The meeting was called after a divided Congress officially missed the deadline for averting the cuts to defence and other programmes, which had been designed to be so ugly that Washington would be forced to avoid them.
It will be the first face-to-face meeting between Mr Obama and Republican leaders this year.
Prior to the White House announcement, there appeared to be no talks underway to find a better way to tackle the country's $11.7trn debt.
Some opposition Republicans seemed ready to let the cuts take effect and let attention turn to an even more worrying fiscal deadline at the end of March - a possible government shutdown.
It is hardly the scenario Mr Obama promised as he ran for re-election last year and tried to convince voters that Washington would be a different place in his second term.
Senate Republican Leader Mitch McConnell said the White House meeting is a chance to address ways to reduce government spending. He said Americans will not accept more taxes as part of a deal to avert the cuts.
Experts believe the standoff is already slowing the fragile economy's recovery from the recent recession.

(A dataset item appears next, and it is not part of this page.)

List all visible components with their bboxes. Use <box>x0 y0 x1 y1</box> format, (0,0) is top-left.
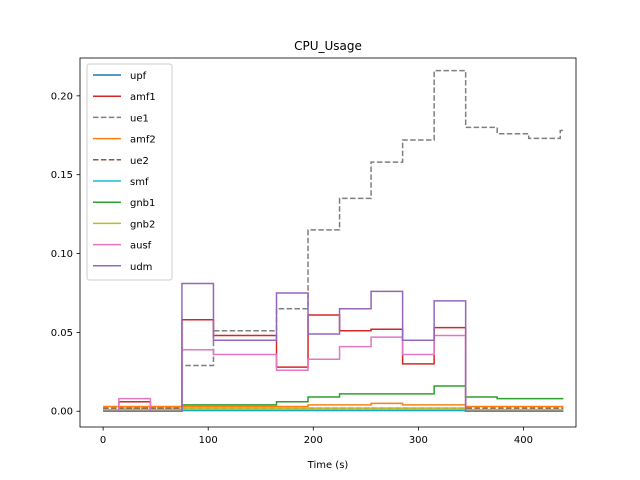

Americans appear exhausted by the march of fiscal crises. Three out of four say they are not following the spending cuts issue very closely, according to a Pew Research Centre poll released this week.
Efforts to close the budget gap have been hurt by Republicans' refusal to accept new tax increases and Democrats' insistence that any spending cuts be matched by tax increases.
The spending cuts would carve $85bn from the US budget through the end of the fiscal year at the end of September, and $1.2trn over the next decade.
Economists agree that policymakers should delay the deep cuts until the economy has strengthened, but they say lawmakers should come up with a realistic long-term plan to fix the debt as soon as possible.
The country's deficits have exceeded $1trn the past four years.
Mr Obama warned that the government-wide cuts could hurt military readiness and called the move a "self-inflicted wound that doesn't have to happen".
But some opposition Republicans see the battle as their best opportunity to stand their ground and exact deep spending cuts from the president - even if it means taking money from the Defence Department, a step Republican lawmakers have traditionally opposed.